Dodatkowym kosztem związanym z tą inwestycją może być kara za odstąpienie od umowy. O wypłatę takiej może upomnieć się Inżynieria Lądowa, której nie z jej winy uniemożliwiono wykonanie zadania wymienionego w przetargu.
Podobnie jak w przypadku ul. Dubicze nie można mieć tu pretensji do nikogo innego jak samych urzędników, którzy przygotowywali zamówienie na tę inwestycję. W Przypadku ul. Dubicze nie przewidzieli potrzeby wymiany awaryjnego wodociągu. I gdy traka potrzeba się pojawiła w ostatniej chwili nie byli w stanie wysupłać miliona, na wymianę rur.
CZYTAJ WIĘCEJ:
W przypadku ul. Bohaterów Września miasto traci prawie dwa miliony, bo urzędnicy planujący inwestycję nie zadbali o prawa własności do działek, przez które przechodzi ulica. A dodatkowo niepotrzebnie cały czas komplikują sprawę z kolejnymi przetargami.

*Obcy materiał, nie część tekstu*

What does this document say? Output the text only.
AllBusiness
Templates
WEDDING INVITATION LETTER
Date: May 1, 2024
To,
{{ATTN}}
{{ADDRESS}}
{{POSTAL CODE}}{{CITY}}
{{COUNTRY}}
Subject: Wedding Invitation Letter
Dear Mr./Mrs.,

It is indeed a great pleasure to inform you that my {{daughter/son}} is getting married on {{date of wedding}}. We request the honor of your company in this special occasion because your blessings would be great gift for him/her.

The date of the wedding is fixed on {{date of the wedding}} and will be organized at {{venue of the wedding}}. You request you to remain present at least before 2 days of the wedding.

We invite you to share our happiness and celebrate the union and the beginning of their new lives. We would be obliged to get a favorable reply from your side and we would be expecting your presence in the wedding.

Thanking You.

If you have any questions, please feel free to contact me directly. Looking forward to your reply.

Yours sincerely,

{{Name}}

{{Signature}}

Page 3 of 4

Te przykłady pokazują, że wszystko da się zrobić i wcale nie musi to być takie drogie, tylko trzeba to odpowiednio wcześnie przygotować. Błędy w przygotowaniu zamówienia inwestycji skutkują tym, że jest ona dużo droższa lub/i - jak w przypadku ul. Dubicze - może nie spełniać oczekiwań, a wręcz okazać się bezsensownym wydawaniem publicznych pieniędzy.
Opisane wyżej przypadki, to nie jedyne "wpadki" miasta przy realizacji rozbudowy i modernizacji sieci wodno-kanalizacyjnej w Bielsku.